Screen Shot 2015-02-02 at 8.13.01 am — A graph showing 30 second averages of the gigabit interface showing discards during peak times.

To to find if micro-bursting was to blame and additionally what was the cause, I broke out a high powered packet capturing server loaded with Ubuntu, tcpdump and Wireshark. The uplink trunk in question was running (according to my monitoring tools) at an average of 200-300mbps in each direction during normal business hours and thus I needed the CPU and disk IO to keep up with minimum of ~60MB/sec of disk IO and a potential maximum of 250MB/sec (1Gbit each way) for many minutes to try and capture a microburst in action.

Multiple 4GB+ packet captures later from a SPAN (mirror) port with tcpdump, I was able to load the results into Wireshark for analysis. As each packet is captured from the SPAN port, it is time-stamped very accurately to allow us to find periods of high utilization. After waiting a while (at least two coffees) for the capture file to load within Wireshark, select “Graph IO” from the Analysis menu to generate a graph of packets, bytes or bits per second based on the timestamps accompanying the packets.

Screen Shot 2015-02-02 at 8.12.35 am — Adjust the Tick Interval and let Wireshark recalculate the graph down to that time interval.

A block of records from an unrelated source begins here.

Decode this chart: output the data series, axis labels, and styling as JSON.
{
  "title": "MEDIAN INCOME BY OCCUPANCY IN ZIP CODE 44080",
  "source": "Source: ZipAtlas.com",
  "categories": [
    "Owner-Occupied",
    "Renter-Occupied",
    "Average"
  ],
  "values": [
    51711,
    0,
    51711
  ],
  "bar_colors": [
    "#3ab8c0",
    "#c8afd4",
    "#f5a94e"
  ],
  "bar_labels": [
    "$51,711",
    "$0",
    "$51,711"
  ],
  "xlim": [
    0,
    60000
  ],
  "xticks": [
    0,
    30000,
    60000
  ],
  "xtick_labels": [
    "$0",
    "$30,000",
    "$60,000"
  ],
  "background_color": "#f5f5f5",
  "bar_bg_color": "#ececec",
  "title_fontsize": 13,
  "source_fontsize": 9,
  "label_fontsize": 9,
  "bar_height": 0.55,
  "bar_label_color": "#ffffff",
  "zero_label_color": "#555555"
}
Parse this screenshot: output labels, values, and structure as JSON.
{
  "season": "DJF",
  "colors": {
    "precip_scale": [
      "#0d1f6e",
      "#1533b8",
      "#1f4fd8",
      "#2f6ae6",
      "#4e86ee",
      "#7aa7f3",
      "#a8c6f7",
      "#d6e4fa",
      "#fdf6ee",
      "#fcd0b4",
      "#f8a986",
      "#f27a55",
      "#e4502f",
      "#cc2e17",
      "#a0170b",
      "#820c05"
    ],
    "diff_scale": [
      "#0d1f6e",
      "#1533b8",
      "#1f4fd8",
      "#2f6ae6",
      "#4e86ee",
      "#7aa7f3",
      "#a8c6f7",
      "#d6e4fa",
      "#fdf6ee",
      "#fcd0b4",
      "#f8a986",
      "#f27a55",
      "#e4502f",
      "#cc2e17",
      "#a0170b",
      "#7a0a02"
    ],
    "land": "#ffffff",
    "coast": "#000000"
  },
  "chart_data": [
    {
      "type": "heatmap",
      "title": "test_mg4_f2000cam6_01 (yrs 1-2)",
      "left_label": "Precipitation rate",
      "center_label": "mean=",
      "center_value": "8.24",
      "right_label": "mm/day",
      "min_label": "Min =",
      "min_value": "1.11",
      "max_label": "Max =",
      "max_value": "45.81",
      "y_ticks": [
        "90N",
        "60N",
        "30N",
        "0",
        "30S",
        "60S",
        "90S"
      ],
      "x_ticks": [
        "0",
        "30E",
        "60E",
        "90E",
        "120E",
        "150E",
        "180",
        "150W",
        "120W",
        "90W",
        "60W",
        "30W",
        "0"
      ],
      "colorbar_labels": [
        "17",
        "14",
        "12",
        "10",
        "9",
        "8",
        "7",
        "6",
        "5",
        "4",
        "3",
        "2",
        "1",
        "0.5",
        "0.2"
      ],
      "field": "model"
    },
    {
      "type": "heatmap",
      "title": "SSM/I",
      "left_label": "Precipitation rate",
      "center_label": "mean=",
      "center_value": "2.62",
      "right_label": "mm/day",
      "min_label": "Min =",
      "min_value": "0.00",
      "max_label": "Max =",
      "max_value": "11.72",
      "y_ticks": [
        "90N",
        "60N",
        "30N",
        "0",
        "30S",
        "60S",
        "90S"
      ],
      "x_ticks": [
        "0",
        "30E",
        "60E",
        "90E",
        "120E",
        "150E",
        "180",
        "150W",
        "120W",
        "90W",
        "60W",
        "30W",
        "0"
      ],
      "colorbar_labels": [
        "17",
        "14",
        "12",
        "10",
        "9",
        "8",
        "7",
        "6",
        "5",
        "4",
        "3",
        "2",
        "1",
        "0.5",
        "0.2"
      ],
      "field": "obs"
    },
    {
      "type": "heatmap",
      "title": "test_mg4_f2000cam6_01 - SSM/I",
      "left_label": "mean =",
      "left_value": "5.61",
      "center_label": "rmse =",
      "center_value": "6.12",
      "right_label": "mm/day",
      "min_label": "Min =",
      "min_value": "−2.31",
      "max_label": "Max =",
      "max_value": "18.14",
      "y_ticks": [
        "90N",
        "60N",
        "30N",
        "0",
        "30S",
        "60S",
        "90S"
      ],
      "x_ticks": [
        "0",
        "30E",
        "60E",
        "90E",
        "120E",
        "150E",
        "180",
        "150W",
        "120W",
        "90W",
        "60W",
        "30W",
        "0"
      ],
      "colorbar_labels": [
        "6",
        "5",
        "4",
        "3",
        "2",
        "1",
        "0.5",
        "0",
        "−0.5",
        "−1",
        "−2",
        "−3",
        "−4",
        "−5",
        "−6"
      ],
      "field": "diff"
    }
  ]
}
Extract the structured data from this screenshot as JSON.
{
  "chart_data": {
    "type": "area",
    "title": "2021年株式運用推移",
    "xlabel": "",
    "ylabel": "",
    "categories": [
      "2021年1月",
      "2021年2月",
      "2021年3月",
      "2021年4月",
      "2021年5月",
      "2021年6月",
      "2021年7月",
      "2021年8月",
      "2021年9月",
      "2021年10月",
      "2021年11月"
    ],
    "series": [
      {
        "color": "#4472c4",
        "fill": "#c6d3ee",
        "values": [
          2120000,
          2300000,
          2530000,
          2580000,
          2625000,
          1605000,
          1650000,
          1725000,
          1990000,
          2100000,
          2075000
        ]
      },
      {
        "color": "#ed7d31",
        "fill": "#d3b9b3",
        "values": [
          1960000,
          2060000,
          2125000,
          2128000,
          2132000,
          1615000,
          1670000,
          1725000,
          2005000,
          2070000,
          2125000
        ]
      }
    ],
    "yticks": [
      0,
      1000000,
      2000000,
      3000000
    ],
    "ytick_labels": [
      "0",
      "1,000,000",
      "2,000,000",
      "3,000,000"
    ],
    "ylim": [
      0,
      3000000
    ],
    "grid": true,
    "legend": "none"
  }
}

Wireshark allows you to change the time period of each graph interval down in to 1/10^th, 1/100^th or even 1/1000^th of a second to see if you are experiencing microbursts. In my case, I was able to find smaller periods of time where traffic was saturating the 1Gbps uplink.

A graph generated by Wireshark showing micro-bursting activity. — The above graph shows the interface hitting 1Gbps and flat lining for about 2/10th of a second, a micro-burst in action.

Using the x-axis of the graph as a time indicator, I was able to look through the contents of the capture and determine that my caching farm was actually pushing out 1Gbps to some client requests and thus causing the interface drops.

Lesson learnt: use your monitoring tools to gauge network load and predict capacity but don’t take them as gospel when long averages are involved.